Check renamed, missing, nullable, and forbidden fields.
Validate collection sizes and numeric bounds.
Run contract tests against the current discovery schema.
Roll back or correct the client; do not add blind retry logic.
Authentication failures across all routes
Check base URL and environment.
Check secret injection and header construction.
Check key status, rotation timing, and revocation records.
Verify the system clock and proxy/header forwarding behavior where relevant.
Rotate if compromise or accidental disclosure is possible.
Repeated 429 responses
Stop immediate retries and honor Retry-After when provided.
Measure traffic by service, route, and key identifier.
Look for a retry loop or duplicated worker deployment.
Check plan assignment, quota configuration, and current usage.
Increase capacity or quota only after explaining the traffic pattern.
Repeated 5xx or 503 responses
Enable bounded backoff and a circuit breaker.
Preserve idempotency keys and request correlation.
Check Zahlen health and version endpoints when reachable.
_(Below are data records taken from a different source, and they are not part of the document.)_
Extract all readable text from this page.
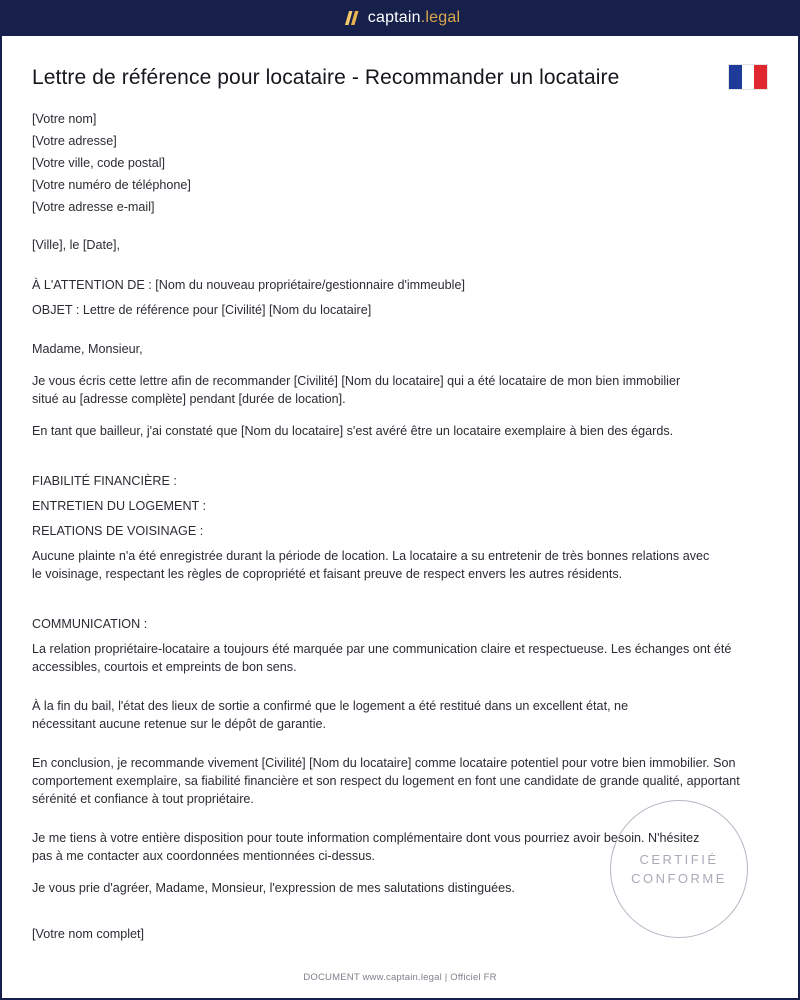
captain.legal
Lettre de référence pour locataire - Recommander un locataire

[Votre nom]

[Votre adresse]

[Votre ville, code postal]

[Votre numéro de téléphone]

[Votre adresse e-mail]

[Ville], le [Date],

À L'ATTENTION DE : [Nom du nouveau propriétaire/gestionnaire d'immeuble]

OBJET : Lettre de référence pour [Civilité] [Nom du locataire]

Madame, Monsieur,

Je vous écris cette lettre afin de recommander [Civilité] [Nom du locataire] qui a été locataire de mon bien immobilier situé au [adresse complète] pendant [durée de location].

En tant que bailleur, j'ai constaté que [Nom du locataire] s'est avéré être un locataire exemplaire à bien des égards.

FIABILITÉ FINANCIÈRE :

ENTRETIEN DU LOGEMENT :

RELATIONS DE VOISINAGE :

Aucune plainte n'a été enregistrée durant la période de location. La locataire a su entretenir de très bonnes relations avec le voisinage, respectant les règles de copropriété et faisant preuve de respect envers les autres résidents.

COMMUNICATION :

La relation propriétaire-locataire a toujours été marquée par une communication claire et respectueuse. Les échanges ont été accessibles, courtois et empreints de bon sens.

À la fin du bail, l'état des lieux de sortie a confirmé que le logement a été restitué dans un excellent état, ne nécessitant aucune retenue sur le dépôt de garantie.

En conclusion, je recommande vivement [Civilité] [Nom du locataire] comme locataire potentiel pour votre bien immobilier. Son comportement exemplaire, sa fiabilité financière et son respect du logement en font une candidate de grande qualité, apportant sérénité et confiance à tout propriétaire.

Je me tiens à votre entière disposition pour toute information complémentaire dont vous pourriez avoir besoin. N'hésitez pas à me contacter aux coordonnées mentionnées ci-dessus.

Je vous prie d'agréer, Madame, Monsieur, l'expression de mes salutations distinguées.

[Votre nom complet]

CERTIFIÉ
CONFORME
DOCUMENT www.captain.legal | Officiel FR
Stop before exceeding the retry budget.
Escalate with a safe support package and UTC timestamps.
Final rule |
A successful recovery client is conservative: it validates before sending, authenticates securely, retries only when safe, preserves durable identifiers, and never converts transport uncertainty into an extra payment attempt. |
Production readiness checklist
Every API call has a documented status-handling policy.
Validation is performed locally with strict typed request models.
Unknown fields fail tests before reaching production.
API keys are never logged and 401 handling stops automatic retries.
409 handling reconciles the original idempotent operation.
429 handling honors Retry-After and uses bounded jittered backoff.
POST retries reuse the same stable idempotency key where supported.